Infatti partito dal 1969
con i King Crimson di “In the
court”, con quell'iconico faccione urlante stampato in copertina, (ma chi può
dirlo? Tracce di progressive sono state trovate sin da 1967) la musica
progressiva si è diffusa un po' in tutta Europa. Abbiamo avuto gruppi in
Francia, Germania (il cosiddetto Kraut ha quella radice), Olanda, paesi
scandinavi, etc. i quali, nonostante abbiano inciso poco nello sviluppo
del genere, hanno dato un loro dignitoso contributo alla causa.

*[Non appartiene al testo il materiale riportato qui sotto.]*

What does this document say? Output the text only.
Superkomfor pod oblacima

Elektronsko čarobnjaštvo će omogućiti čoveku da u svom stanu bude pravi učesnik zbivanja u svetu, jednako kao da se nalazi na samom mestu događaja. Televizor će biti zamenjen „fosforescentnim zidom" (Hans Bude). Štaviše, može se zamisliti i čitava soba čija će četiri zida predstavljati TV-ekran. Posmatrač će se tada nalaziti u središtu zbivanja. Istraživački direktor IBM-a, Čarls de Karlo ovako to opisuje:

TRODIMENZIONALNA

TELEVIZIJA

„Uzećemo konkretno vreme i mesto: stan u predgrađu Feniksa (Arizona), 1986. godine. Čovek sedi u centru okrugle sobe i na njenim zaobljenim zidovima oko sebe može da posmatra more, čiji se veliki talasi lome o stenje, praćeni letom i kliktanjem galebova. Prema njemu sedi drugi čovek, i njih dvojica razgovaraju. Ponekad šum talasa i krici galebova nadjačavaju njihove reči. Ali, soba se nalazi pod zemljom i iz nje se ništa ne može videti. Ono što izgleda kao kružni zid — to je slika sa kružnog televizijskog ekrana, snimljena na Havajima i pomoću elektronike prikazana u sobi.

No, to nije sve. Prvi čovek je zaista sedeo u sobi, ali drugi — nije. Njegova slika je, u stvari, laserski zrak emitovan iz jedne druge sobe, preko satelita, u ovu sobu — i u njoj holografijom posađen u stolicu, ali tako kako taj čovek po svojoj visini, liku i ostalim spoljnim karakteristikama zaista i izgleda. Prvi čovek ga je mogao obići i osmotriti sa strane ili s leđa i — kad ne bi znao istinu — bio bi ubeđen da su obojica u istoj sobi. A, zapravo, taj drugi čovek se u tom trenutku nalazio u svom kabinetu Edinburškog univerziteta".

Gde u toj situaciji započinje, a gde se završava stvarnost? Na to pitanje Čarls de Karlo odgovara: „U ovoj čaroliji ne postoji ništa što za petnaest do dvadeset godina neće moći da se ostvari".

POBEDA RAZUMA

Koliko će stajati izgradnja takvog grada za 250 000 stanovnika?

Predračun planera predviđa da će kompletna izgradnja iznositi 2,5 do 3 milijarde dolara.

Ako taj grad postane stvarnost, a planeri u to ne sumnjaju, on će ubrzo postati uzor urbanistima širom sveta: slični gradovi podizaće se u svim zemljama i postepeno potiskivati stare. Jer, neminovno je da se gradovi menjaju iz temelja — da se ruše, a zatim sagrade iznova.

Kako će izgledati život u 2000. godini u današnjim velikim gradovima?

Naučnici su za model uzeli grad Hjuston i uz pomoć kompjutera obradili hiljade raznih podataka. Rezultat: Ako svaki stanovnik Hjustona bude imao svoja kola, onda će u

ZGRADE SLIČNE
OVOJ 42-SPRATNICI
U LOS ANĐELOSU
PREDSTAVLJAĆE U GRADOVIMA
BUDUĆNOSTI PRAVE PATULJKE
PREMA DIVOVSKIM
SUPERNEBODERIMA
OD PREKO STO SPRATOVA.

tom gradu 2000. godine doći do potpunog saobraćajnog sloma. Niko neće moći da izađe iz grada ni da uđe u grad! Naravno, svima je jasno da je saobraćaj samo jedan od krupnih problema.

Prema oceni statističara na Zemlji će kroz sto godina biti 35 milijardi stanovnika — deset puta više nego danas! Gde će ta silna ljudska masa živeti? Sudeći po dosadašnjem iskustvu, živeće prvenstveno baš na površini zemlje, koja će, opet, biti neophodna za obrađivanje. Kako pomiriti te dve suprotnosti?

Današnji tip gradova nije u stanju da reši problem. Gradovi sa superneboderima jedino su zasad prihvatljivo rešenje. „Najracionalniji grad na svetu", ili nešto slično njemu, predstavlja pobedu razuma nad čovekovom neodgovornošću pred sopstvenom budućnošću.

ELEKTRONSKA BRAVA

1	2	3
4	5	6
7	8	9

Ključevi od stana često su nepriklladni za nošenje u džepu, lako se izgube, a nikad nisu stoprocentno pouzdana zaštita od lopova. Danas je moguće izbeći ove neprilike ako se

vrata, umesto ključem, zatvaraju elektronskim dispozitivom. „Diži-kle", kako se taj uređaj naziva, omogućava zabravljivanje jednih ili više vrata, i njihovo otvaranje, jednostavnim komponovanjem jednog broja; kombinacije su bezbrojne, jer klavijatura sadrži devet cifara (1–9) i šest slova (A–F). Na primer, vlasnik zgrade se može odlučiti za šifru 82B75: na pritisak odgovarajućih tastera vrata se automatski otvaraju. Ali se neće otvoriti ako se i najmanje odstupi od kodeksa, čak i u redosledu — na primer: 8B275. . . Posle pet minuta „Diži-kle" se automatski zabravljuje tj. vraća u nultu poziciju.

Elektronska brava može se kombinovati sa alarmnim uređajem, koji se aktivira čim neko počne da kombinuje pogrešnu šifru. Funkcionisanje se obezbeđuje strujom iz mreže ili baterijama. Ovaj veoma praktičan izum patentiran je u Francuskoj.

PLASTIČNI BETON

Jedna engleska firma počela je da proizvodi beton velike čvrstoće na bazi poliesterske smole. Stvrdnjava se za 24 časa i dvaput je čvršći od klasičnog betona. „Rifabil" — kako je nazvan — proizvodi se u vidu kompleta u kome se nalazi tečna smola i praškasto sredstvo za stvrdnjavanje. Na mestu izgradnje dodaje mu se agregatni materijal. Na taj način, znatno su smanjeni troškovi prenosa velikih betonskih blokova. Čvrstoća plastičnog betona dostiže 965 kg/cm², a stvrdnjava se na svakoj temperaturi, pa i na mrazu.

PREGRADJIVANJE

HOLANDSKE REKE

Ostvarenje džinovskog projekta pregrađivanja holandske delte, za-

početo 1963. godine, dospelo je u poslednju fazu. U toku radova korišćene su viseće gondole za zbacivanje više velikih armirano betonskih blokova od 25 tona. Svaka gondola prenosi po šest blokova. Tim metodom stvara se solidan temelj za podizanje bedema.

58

In Italia non saprei dare un punto d'avvio (molti indicano Le Stelle di Mario Schifano del 1967, che non si sa più, in questo gioco di rimandi stilistici, se sia stato un album psichedelico o progressivo o entrambe le cose), tuttavia le formazioni che hanno inciso con maggior profitto nella definizione del genere, ottenendo anche un certo successo sia in patria che fuori (discreto, ma significativo), in cui molti della mia, e successive generazioni, si ricordano bene, sono poche: La Premiata Forneria Marconi (PFM) peraltro dopo cinquant'anni ancora in splendida forma ("Mondi paralleli", ultima uscita nel 2021), il Banco del Mutuo Soccorso (BMS), anche loro in giro nonostante la mancanza di Francesco Di Giacomo, e Le Orme che credo abbiano invece cessato di esistere.